There is science to be done, there is research to be run…
DMZ · October 17, 2007 at 7:27 pm · Filed Under Mariners
… on the people who are still alive*
M’s hitting since moving into Safeco Field, charted against league averages
Red is batting average
The other one is OBP
The top one is SLG
And on the other side, some pitching indicators.
Walk rate per nine innings (lower is better)
HR allowed rate per nine innings (lower is better)
Stirkeout rate per nine innings (higher is better)
* Portalllllllllllllllll!!!!
Comments
34 Responses to “There is science to be done, there is research to be run…”
Leave a Reply
You must be logged in to post a comment.
Where do these variances fall in in terms of our division/league opponents?
All these graphs really make me miss 2001.
Fun!
Edward Tufte — The Visual Display of Quantitative Information — would note that graphs like this that don’t begin at zero exaggerate the effect of the data, the worst offender here being Strikeout Rate, where 2005 is made to appear a much bigger outlier than it is.
I guess. My counter would be that they looked really crappy at 0, and the bounds are set more or less at the outlier points.
my brain is full.
I don’t know what the statistical odds of this were, but Kranitz hired on with the O’s
Edward Tufte — The Visual Display of Quantitative Information — would note that graphs like this that don’t begin at zero exaggerate the effect of the data, the worst offender here being Strikeout Rate, where 2005 is made to appear a much bigger outlier than it is.
I’ve heard this ridiculousness before about graphs in general, and it’s just that–ridiculous.

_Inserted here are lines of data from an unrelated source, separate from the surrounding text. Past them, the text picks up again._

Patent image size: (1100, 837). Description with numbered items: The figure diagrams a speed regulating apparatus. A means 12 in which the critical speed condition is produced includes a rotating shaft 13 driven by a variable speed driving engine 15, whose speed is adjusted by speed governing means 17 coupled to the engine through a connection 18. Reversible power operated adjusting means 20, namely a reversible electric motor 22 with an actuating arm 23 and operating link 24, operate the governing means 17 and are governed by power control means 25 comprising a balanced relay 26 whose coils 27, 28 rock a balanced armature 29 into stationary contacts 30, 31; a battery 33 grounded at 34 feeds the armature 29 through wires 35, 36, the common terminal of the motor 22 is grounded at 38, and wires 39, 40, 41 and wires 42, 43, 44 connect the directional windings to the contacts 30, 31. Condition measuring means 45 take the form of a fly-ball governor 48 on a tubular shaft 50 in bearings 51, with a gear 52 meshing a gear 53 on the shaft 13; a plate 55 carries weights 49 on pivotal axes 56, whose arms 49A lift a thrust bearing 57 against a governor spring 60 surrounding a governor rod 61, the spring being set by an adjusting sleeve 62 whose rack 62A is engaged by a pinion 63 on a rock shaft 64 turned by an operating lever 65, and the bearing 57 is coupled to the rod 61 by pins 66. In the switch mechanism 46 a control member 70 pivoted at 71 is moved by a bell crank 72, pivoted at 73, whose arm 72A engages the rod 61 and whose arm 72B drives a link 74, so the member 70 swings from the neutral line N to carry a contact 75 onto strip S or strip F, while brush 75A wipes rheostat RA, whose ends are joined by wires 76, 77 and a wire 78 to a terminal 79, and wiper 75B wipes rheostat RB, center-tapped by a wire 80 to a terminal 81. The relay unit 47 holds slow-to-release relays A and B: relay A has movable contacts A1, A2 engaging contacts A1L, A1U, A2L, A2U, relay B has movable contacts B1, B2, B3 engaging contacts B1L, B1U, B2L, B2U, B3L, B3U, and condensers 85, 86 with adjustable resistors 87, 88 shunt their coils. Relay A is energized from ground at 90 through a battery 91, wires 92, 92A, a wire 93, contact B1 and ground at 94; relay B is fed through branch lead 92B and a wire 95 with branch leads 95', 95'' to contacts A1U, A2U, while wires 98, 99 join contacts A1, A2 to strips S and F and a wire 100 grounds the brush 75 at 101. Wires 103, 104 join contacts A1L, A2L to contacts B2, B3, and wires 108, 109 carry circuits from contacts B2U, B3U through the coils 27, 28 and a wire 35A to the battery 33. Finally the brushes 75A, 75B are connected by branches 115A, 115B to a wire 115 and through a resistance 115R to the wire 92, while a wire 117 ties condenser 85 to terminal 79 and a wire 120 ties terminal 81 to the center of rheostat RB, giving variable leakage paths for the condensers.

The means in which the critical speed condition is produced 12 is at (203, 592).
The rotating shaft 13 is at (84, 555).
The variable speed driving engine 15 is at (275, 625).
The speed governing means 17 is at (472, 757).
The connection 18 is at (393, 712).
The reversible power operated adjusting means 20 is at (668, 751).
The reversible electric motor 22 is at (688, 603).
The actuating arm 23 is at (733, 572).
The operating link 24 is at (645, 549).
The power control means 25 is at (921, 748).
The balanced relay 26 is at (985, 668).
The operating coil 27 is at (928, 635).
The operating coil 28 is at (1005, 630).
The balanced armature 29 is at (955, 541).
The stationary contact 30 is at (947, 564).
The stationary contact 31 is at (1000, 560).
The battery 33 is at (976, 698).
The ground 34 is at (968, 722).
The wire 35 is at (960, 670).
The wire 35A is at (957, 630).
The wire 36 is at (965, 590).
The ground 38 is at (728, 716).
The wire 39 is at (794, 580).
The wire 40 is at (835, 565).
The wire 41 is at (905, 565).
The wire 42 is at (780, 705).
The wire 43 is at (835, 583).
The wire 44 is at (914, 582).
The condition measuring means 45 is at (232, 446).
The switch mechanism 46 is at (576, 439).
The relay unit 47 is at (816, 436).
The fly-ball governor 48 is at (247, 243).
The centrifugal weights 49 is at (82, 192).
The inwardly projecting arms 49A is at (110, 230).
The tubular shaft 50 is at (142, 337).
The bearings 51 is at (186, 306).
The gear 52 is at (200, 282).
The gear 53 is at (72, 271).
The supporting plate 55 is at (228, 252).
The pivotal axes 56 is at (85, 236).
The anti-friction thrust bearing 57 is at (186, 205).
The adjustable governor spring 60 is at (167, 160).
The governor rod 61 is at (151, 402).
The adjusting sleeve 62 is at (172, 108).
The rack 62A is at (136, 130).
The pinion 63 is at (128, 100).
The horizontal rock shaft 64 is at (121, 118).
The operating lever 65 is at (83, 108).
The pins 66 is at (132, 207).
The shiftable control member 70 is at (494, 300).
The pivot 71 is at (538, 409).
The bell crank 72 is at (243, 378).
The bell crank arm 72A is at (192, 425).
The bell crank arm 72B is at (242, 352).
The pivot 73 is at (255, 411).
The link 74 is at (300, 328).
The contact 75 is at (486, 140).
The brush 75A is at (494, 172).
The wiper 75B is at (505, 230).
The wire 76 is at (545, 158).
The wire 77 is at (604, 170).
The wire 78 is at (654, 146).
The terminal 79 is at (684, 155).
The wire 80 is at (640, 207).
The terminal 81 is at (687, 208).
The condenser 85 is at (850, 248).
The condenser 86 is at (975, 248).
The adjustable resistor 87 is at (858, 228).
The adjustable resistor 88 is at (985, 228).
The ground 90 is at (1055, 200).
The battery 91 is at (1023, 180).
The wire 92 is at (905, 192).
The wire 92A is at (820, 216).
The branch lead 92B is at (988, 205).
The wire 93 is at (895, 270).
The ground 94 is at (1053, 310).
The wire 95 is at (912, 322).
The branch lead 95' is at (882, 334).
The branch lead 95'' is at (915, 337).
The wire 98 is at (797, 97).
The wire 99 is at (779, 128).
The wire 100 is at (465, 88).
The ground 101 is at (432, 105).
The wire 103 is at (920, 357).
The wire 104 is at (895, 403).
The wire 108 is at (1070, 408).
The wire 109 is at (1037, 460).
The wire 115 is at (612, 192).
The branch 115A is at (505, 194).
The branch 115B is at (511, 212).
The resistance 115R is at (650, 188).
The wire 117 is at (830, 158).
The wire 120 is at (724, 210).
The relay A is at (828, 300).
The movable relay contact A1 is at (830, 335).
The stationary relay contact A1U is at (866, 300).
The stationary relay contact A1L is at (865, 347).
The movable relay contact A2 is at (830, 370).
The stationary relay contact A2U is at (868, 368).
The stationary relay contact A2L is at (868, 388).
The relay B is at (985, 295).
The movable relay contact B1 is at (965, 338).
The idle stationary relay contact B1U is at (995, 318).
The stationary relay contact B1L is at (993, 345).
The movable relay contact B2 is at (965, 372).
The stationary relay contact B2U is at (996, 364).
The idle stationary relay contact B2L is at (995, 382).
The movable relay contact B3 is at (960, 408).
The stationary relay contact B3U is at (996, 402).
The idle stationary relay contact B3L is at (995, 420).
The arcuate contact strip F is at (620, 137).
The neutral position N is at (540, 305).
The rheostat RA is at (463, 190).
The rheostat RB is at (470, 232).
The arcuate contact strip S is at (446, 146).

All including the origin does is to waste a bunch of perfectly useful space on the graph. The vertical axis is labelled perfectly well in each graph–there’s nothing disingenuous about the data presentation. If the viewer has a reason to believe that 0.6 K/9 is a large variance, then you would even be doing him a disservice by including the origin and making all of the variations look tiny.
Texas had 6.1 K/9 this year, which was more or less worst in the AL. That was only 0.5 K/9 below league average (according to me eyeballing DMZ’s graph.) I would argue that 0.6 K/9 is in fact a significant variation for a team’s season total. Over 1400 IP, that’s something like 93 strikeouts and is basically the difference between average and the worst.
If you really wanted to properly account for what a “significant” variance from the league average was, you could add some one-sigma error bars around the league average to give the viewer an idea on what the variance is, but artificially including the origin is counterproductive.
Tufte would also dim the background hash marks to a very faint gray.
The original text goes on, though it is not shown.